Before we see why $f$ and $g$ are equivalent it might help to notice the following:

  • If $a$ can be expressed as $kb+r$ where $k\ge 0$ and $0\le r<b$ then $$\left\lfloor\frac{a}{b}\right\rfloor=\left\lfloor\frac{kb+r}{b}\right\rfloor=k+\left\lfloor\frac r b\right\rfloor=k$$

  • We can "complete the remainder" to get the identity:$$\left\lfloor\frac a b\right\rfloor = \left\lfloor\frac{kb+r\color{darkorange}{+(b-r)}}{b}\right\rfloor-1=k$$

(For example, if $a=28$ and $b=5$ so that $k=5$ and $r=3$. Notice that $\left\lfloor\frac {28} 5\right\rfloor=5$ and that $\left\lfloor\frac {28\color{darkorange}{+2}} 5\right\rfloor-1=5$.)

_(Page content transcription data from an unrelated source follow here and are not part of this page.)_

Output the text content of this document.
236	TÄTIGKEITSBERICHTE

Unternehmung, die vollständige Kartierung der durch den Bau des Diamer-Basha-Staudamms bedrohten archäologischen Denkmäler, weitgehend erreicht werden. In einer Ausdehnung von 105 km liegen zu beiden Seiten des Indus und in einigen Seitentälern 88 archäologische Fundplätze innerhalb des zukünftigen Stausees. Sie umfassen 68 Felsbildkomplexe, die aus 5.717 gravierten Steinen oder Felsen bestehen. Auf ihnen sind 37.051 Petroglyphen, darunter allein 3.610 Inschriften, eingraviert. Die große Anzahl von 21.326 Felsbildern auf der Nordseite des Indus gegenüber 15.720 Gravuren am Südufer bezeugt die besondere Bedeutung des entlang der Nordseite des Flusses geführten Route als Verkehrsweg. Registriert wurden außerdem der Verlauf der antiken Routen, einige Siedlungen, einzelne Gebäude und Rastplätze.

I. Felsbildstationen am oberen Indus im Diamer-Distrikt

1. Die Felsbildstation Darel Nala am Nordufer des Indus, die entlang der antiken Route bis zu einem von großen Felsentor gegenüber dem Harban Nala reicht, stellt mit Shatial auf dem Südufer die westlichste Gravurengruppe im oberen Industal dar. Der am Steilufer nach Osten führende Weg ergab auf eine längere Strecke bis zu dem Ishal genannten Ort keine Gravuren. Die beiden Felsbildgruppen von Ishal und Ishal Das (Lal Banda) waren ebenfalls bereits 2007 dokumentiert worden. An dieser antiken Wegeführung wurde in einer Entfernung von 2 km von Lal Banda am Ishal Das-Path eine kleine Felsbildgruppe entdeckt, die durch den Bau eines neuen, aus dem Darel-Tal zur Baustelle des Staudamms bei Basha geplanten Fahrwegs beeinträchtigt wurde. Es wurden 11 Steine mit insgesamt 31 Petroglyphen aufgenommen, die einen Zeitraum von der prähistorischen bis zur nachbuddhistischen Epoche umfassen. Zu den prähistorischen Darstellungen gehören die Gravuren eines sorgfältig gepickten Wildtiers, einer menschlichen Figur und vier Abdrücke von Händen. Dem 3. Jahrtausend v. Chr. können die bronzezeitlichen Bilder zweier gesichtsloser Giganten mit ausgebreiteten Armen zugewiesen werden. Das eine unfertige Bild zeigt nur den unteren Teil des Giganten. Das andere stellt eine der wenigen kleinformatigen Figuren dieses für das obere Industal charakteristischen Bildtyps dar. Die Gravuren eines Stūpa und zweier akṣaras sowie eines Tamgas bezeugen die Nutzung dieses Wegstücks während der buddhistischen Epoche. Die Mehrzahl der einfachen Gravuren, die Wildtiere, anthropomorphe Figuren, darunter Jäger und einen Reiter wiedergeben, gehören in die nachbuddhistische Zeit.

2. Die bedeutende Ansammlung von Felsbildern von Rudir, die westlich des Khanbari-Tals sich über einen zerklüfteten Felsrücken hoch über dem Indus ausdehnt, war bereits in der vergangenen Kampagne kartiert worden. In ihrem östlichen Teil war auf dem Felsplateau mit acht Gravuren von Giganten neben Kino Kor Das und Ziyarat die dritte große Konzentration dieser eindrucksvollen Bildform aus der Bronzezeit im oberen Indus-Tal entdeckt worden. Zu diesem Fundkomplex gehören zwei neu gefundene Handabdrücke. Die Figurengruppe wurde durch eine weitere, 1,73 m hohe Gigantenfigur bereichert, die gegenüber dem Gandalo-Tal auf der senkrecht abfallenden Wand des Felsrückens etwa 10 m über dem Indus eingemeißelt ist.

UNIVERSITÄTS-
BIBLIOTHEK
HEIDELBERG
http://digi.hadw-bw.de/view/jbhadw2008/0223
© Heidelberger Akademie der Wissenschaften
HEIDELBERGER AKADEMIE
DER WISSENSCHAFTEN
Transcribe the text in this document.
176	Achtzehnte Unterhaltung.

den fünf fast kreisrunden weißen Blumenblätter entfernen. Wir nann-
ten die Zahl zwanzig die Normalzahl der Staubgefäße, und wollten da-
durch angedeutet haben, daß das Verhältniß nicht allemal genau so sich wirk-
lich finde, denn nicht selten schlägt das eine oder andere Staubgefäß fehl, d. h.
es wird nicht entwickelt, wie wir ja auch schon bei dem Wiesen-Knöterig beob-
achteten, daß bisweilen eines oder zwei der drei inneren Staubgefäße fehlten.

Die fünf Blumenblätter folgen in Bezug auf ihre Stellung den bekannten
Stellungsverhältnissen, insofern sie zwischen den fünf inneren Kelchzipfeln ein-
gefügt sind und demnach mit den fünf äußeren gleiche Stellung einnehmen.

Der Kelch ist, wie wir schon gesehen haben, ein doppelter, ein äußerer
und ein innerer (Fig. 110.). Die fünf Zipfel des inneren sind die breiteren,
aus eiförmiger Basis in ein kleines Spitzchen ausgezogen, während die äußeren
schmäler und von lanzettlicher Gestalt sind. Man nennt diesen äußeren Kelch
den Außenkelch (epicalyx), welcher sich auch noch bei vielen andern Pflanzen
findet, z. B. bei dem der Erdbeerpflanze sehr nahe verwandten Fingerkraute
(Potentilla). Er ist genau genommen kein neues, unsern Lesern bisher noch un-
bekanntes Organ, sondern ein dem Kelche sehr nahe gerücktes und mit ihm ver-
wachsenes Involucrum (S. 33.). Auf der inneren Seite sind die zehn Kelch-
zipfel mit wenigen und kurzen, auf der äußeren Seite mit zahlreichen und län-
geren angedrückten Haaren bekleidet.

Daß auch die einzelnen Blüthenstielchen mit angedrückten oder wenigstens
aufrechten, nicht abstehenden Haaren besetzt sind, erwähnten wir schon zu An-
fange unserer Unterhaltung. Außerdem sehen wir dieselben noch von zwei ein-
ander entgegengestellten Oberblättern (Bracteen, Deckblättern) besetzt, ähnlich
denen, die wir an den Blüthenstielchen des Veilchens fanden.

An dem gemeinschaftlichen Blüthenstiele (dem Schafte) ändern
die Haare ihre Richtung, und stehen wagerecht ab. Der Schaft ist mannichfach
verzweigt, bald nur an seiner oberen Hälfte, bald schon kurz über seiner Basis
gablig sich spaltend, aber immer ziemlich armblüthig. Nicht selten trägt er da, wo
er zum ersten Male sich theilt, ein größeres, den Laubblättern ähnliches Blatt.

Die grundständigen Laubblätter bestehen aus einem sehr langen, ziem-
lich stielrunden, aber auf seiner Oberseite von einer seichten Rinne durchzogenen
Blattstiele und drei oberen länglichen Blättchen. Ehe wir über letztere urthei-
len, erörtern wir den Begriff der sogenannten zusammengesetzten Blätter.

Now, if we consider the cases in $g$ separately:

Case 1: $a$ is a multiple of $b$

$$\begin{align} \left\lfloor\frac{a-1}{b}\right\rfloor+1 &=\left(\left\lfloor\frac{a-1\color{darkorange}{+1}}{b}\right\rfloor-1\right)+1\\\\ &=\left\lfloor\frac a b\right\rfloor \end{align}$$

Case 2: otherwise

In this case there exist unique $k\ge 0$ and $0<r<b$ such that $a=kb+r$, so

$$\begin{align} \left\lfloor\frac{a-1}{b}\right\rfloor+1 &=\left(\left\lfloor\frac{kb+r-1+\color{darkorange}{(b-r + 1)}}{b}\right\rfloor-1\right)+1\\\\ &=\left\lfloor \frac{b(k+1)}{b}\right\rfloor\\\\ &=\left\lfloor k+1\right\rfloor\\\\ &=\left\lfloor\frac ab\right\rfloor+1 \end{align}$$